I'm Fiona...from Hong Kong. 
I also a cat lover and have 5 cat at home....

Happy to share with all of you about my life, my cat here. 

Edited by Doodlebug 2/3/07


----------



## DesnBaby

Welcome, please post pictures of your cats if you can  .


----------



## doodlebug

Welcome Fiona...looking forward to seeing and hearing about your cats :lol:


----------



## loveshobbits

Welcome Fiona!! I look forward to seeing your kitties  

Michelle


----------



## waschaf

Hi and welcome , wow 5 cats wonderful, i bet there is never a dull momment in your house.


----------



## fionakeung

Yeah~ 

I have 5 british shorthair .... with different colour  
How I can post the photo here? OR can I post the link of my blog and you can review the photo album to see all of them.....

To be five cat's mother is not easy.....but we are happy to do that.....


----------



## DesnBaby

fionakeung said:


> How I can post the photo here?


Here you go :wink: : http://www.catforum.com/viewtopic.php?t=12285


----------



## fionakeung

Hi all

I update the photo to my albume (in cat photos)....

Please see five of them la......


----------



## dmcwlvssr

What adorable furrys! Hello & welcome!


----------



## kitkat

Welcome to the board Fiona, I saw the pictures of your kitties and they are all so cute :wink:


----------



## Lisa 216

Welcome aboard, Fiona


----------



## waiandchris

Hi Fiona:

Welcome here!

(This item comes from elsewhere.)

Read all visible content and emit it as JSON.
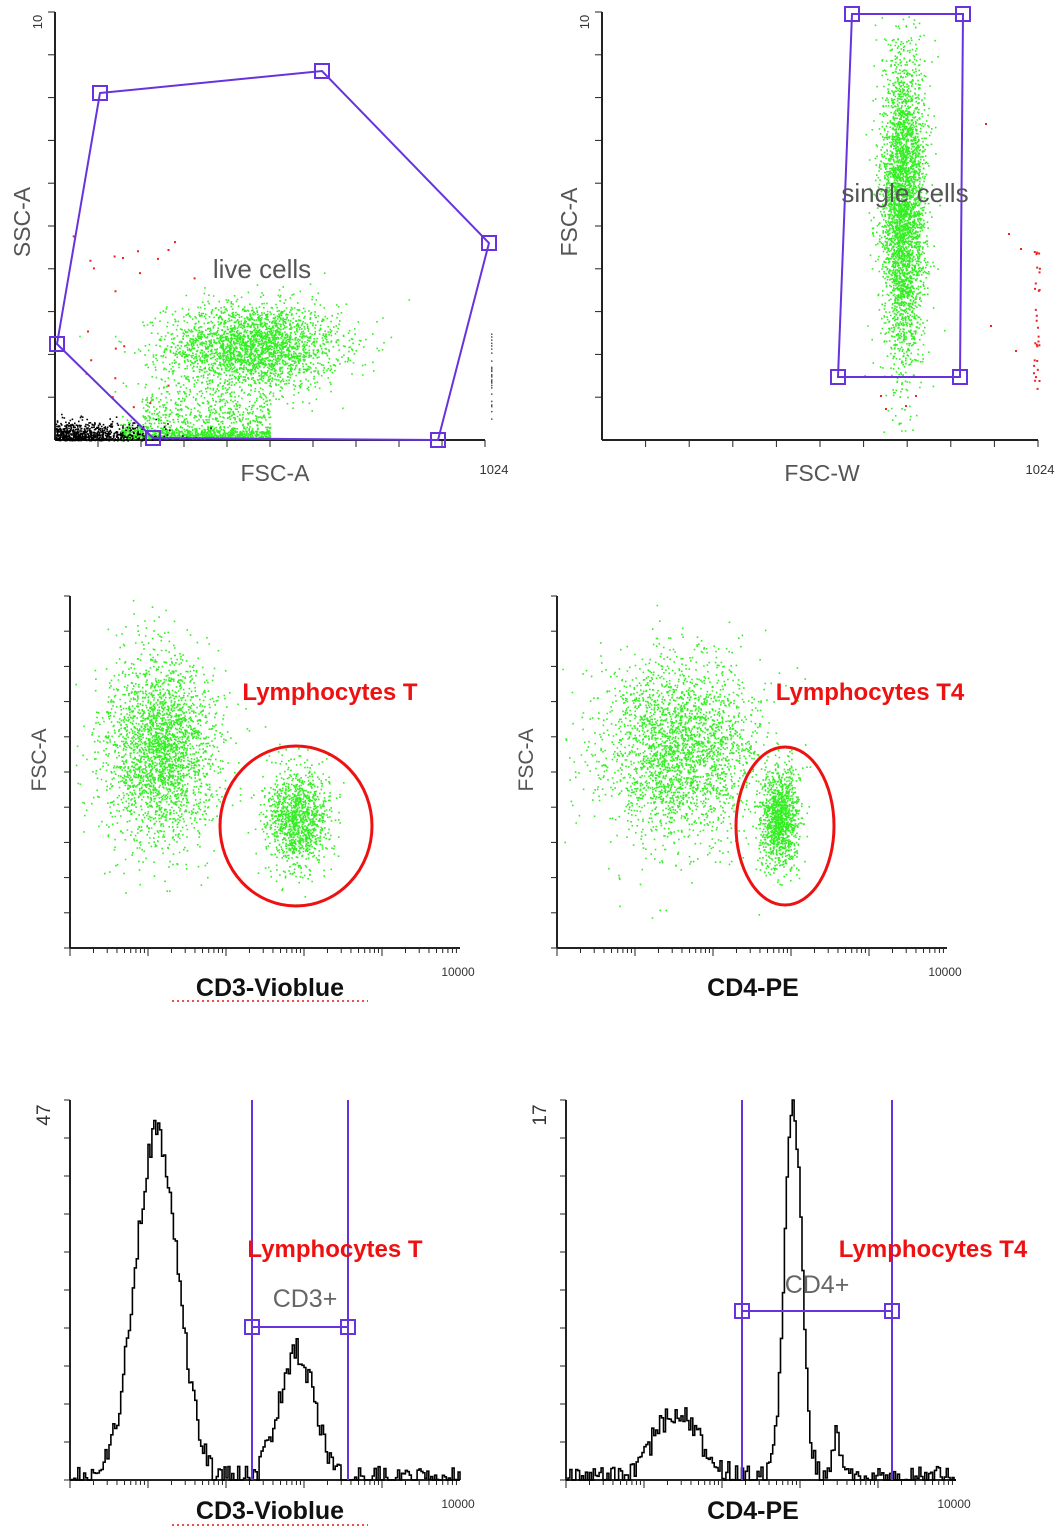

Although we live in the US, my husband was born and lived in Hong Kong for 17 years. Can't wait to see your kittys.  

Christina


----------



## morea

welcome Fiona! Nice to have you here.


----------



## fionakeung

I have update some photo in the album ... pls enjoy...sam b is so cute


----------



## horseplaypen

Hi Fiona,

Your cat jewelry is so neat! And the cats themselves are beautiful of course. 

I traveled to Hong Kong two years ago. It was really awesome! I loved the night markets, and we also took the bus to Stanley and up Victoria Peak, but it was really foggy that day so we couldn't see much. 

Looking forward to seeing you around.


----------



## fionakeung

*Say Mewo*

Hi all...I upload some photo for my lovely Toffee ar....

mm....she is so cool......she is a cow girl ....


----------



## Megan1216

Welcome Fiona! *Goes Off To See Kitty Pictures*


----------